No había querido conocerlo durante todos aquellos años, ni siquiera verlo. Tenía miedo al dolor de preocuparse por él, de tener una familia. Lo único que sabía Gray era que las familias hacían daño y acababan por decepcionarte. Pero Boy no lo había decepcionado; había ido a verlo, en un gesto de cariño, le había ofrecido el regalo de amor que nadie le había dado en su familia. Era doloroso y hermoso a la vez, como solo puede serlo el amor.

– ¿Y por qué me quieres, Gray? ¿Porque me estoy muriendo? -preguntó Boy con aquellos ojos penetrantes que llegaban al alma.

– No. Porque tú eres mi familia -contestó Gray con voz entrecortada, sin poder contener las lágrimas. Se le habían abierto las puertas del corazón, de par en par. -Eres lo único que me queda.

Se sintió mejor al confesarlo, y los dos hombres se apretaron con fuerza las manos.

– Yo no voy a durar mucho -dijo Boy con naturalidad. -Y entonces solo te quedará Sylvia. Bueno, y sus hijos. Es lo único que tienes. Y a mí.

No era demasiado, y Gray lo sabía. Para llevar cincuenta años en este planeta, no era gran cosa. Por locos que estuvieran, sus padres habían tenido más. Habían adoptado a tres niños, que habían resultado un desastre, pero al menos habían hecho todo lo que estaba en sus manos, dentro de sus limitadas posibilidades. Se tenían el uno al otro, y a todas las personas con las que habían estado en contacto en su vida errante. Incluso los cuadros de Gray y el sufrimiento que los inspiraba eran en cierto modo el producto de las dos personas que los habían adoptado. Habían hecho mucho, más de lo que Gray había querido reconocer hasta entonces. Sus padres estaban medio locos y tenían sus limitaciones, pero al menos habían hecho un esfuerzo. Y también Boy. En comparación, Gray pensaba que había hecho muy poco con su vida emocional, hasta la aparición de Sylvia, y resultaba que también le estaba imponiendo límites a eso y haciéndole daño a ella porque tenía miedo. No: estaba aterrorizado.

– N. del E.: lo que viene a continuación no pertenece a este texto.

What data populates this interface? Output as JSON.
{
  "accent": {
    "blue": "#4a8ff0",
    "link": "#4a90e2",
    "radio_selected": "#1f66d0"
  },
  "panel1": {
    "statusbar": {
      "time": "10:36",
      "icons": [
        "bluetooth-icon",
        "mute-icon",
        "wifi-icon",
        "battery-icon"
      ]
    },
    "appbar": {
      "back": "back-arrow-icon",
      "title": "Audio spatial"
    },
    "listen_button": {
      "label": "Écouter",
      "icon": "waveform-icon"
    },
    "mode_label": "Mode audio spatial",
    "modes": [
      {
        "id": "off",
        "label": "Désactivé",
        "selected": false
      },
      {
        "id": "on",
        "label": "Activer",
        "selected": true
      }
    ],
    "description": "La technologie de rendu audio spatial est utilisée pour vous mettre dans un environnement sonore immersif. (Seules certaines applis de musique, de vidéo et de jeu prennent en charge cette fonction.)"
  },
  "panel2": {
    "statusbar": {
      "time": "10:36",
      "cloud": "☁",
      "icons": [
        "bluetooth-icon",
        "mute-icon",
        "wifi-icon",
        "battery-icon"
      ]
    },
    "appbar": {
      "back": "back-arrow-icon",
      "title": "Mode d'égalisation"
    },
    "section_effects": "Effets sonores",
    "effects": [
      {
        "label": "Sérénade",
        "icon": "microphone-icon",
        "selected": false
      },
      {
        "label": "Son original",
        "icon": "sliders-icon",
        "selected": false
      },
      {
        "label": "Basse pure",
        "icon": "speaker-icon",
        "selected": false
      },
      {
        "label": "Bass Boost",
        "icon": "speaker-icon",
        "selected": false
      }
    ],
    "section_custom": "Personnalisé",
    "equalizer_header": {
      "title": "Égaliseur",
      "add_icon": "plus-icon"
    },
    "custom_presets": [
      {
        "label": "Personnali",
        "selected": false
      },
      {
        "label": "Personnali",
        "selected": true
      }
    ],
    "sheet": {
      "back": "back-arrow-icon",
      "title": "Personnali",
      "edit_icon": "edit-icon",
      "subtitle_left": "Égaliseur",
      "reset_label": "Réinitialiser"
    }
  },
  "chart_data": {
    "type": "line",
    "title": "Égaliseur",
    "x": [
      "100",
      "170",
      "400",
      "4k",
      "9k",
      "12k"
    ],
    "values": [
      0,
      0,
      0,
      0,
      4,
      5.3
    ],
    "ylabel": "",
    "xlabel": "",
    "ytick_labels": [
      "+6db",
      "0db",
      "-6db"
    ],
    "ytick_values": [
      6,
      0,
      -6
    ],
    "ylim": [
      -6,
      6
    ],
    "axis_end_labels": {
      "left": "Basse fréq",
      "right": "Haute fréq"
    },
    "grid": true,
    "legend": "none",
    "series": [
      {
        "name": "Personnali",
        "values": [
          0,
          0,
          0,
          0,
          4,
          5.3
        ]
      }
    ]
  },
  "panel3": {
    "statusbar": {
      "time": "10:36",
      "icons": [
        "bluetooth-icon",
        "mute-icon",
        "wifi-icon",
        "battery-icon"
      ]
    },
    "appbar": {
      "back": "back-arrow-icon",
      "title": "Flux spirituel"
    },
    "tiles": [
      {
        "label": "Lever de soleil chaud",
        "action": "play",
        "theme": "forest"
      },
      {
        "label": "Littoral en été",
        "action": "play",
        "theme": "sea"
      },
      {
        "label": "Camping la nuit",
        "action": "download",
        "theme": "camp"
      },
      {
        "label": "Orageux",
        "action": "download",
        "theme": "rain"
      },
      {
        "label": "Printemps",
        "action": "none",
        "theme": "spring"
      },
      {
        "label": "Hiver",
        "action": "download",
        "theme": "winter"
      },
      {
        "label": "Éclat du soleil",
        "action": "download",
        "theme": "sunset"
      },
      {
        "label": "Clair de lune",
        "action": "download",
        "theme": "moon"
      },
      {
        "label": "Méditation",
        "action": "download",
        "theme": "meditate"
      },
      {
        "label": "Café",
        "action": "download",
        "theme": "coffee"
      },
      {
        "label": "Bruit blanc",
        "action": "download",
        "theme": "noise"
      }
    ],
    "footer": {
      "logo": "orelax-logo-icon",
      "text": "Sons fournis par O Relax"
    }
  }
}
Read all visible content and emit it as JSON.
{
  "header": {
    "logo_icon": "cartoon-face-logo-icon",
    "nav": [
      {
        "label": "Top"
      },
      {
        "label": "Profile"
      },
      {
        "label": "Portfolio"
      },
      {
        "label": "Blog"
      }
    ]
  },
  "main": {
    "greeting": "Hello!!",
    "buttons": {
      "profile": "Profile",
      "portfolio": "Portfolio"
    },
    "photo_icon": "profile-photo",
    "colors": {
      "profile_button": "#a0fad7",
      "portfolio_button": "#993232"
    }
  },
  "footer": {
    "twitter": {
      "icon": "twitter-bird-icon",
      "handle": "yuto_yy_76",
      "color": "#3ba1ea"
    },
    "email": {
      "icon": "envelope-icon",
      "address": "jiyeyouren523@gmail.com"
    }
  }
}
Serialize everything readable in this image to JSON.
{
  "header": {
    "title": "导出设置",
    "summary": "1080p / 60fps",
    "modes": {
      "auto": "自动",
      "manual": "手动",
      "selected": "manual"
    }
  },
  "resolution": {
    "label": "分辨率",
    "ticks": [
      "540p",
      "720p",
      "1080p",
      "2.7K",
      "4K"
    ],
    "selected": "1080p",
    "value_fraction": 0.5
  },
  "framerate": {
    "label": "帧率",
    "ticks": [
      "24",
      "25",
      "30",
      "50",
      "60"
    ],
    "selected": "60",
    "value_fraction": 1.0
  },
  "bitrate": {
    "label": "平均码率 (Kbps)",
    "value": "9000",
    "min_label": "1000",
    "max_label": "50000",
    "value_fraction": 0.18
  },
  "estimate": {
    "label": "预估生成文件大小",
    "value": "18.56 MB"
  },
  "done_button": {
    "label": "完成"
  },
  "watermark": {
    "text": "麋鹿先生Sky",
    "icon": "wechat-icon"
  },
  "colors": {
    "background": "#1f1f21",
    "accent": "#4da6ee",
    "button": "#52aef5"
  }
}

– Te quiero, Boy -susurró Gray, mientras seguían cogidos de la mano.

No le importaba quién pudiera verlos ni lo que pudieran pensar. De repente había dejado de sentir miedo por todo lo que lo atemorizaba desde hacía tanto tiempo. Boy era el último símbolo viviente de la familia de la que Gray llevaba años huyendo.

– Yo también te quiero -dijo Boy.

Cuando al fin se levantaron, Boy parecía agotado, y con frío. Temblaba, y Gray le puso su abrigo. Era el mejor que tenía. Lo había cogido descuidadamente al salir de casa, pero parecía el gesto adecuado para el hermano moribundo que nunca había llegado a conocer. Deseó que hubiera ido a verlo antes, pero nunca se le había pasado por la cabeza, o en realidad sí, pero era él quien había rechazado la idea. En aquel momento se dio cuenta de que lo había rechazado todo, de que había huido de la vida para que no volvieran a hacerle daño. Su familia era el símbolo de todos sus temores, y Boy empezaba a disipar esos temores.

– ¿Por qué no te quedas esta noche conmigo? -dijo. -Yo puedo dormir en el sofá.

– No, me voy al hotel -repuso Boy, pero Gray no estaba dispuesto. Fueron al hotel a recoger sus cosas y volvieron a casa de Gray. Boy dijo que tenía que salir antes de las nueve de la mañana para coger el avión.